O inconsciente psicótico sempre fora um ponto de estudo para Lacan, de Schreber a Joyce. No decorrer de seu ensino, a questão da loucura passou a ser abordada não mais como um déficit, mas a partir da forma original de linguagem.
Nos últimos anos de seu ensino, a ênfase dada por Lacan não mais será da partição entre as categorias de psicose extraordinária e neurose clássica. Será em um continuum que a questão será colocada. Lacan manterá o inconsciente e seus modos de distribuição nas categorias do real, do simbólico e do imaginário. Podemos resumir da seguinte maneira: o imaginário é o corpo; o simbólico são as palavras que se diz; e o real são os efeitos que tem o gozo no corpo e os acontecimentos que atravessam esse corpo tomado pela substância gozante. Não haverá mais a primazia do simbólico. Isso é o que nos aponta Laurent quando estende a função do Nome-do-Pai ao sentido topológico, como ponto de amarração, de capiton, para além das psicoses extraordinárias às psicoses ordinárias. Esse dado me parece muito importante, pois, assim sendo, nos permite estender características abarcadas pela noção de inconsciente a céu aberto incluindo, aí, o impacto específico do tempo aos sujeitos que constroem soluções de amarração para além — ou apesar — de estarem na condição de impossibilidade de acessá-lo (Nome-do-Pai enquanto significante). Laurent responde ainda sobre uma variante do “inconsciente a céu aberto” nas psicoses ordinárias ao se referir à relação com a linguagem de forma nua.

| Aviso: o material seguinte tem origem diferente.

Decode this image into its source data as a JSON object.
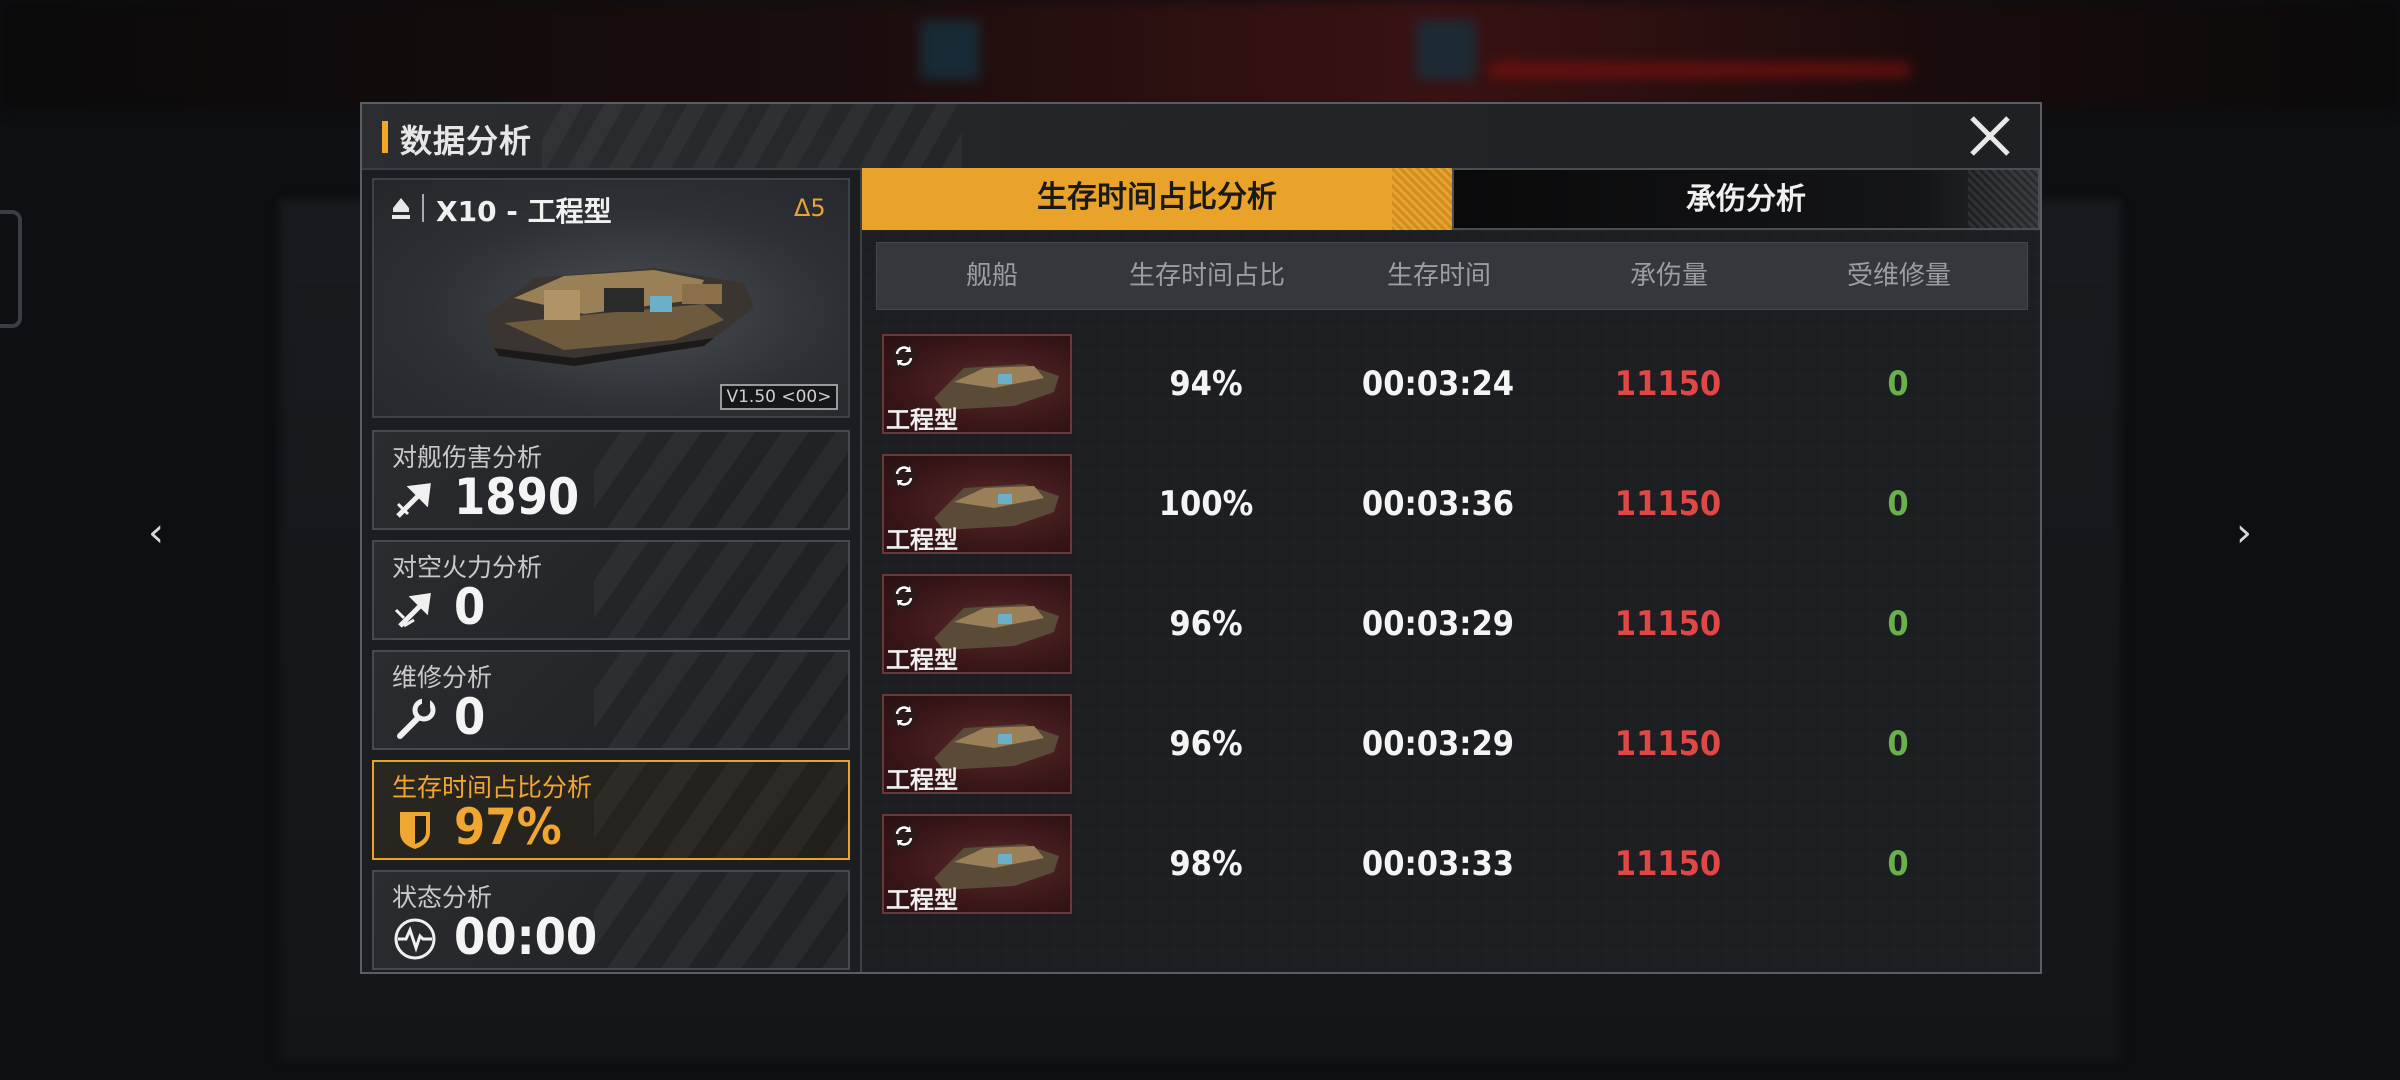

“É uma variante do ‘a céu aberto’ que Freud instalou. Não há mais proteção. Não há mais cobertura, não há mais garantias de que as palavras querem dizer alguma uma coisa, porque, em última análise, foi dito pelo pai, com a declinação do Nome-do-Pai e da tradição. Há uma conversação que não deve encerrar-se no fechamento delirante, mas sim permitir uma abertura, um percurso sobre o significado da experiência” (LAURENT, 2017, s/p.).
A partir desses referenciais, caberá ao analista atuar para além de ser o secretário do alienado, isto é, não mais conduzir o tratamento rumo à construção de uma metáfora delirante, e sim um saber fazer mais generalizado com as disrupções de gozo. Nesse sentido, espera-se do ato analítico a instituição, de maneira contingencial, de escanções temporais moderadoras de gozo em um inconsciente desprovido das amarras temporais condicionadas pela ausência do Nome-do-pai enquanto ponto de capiton.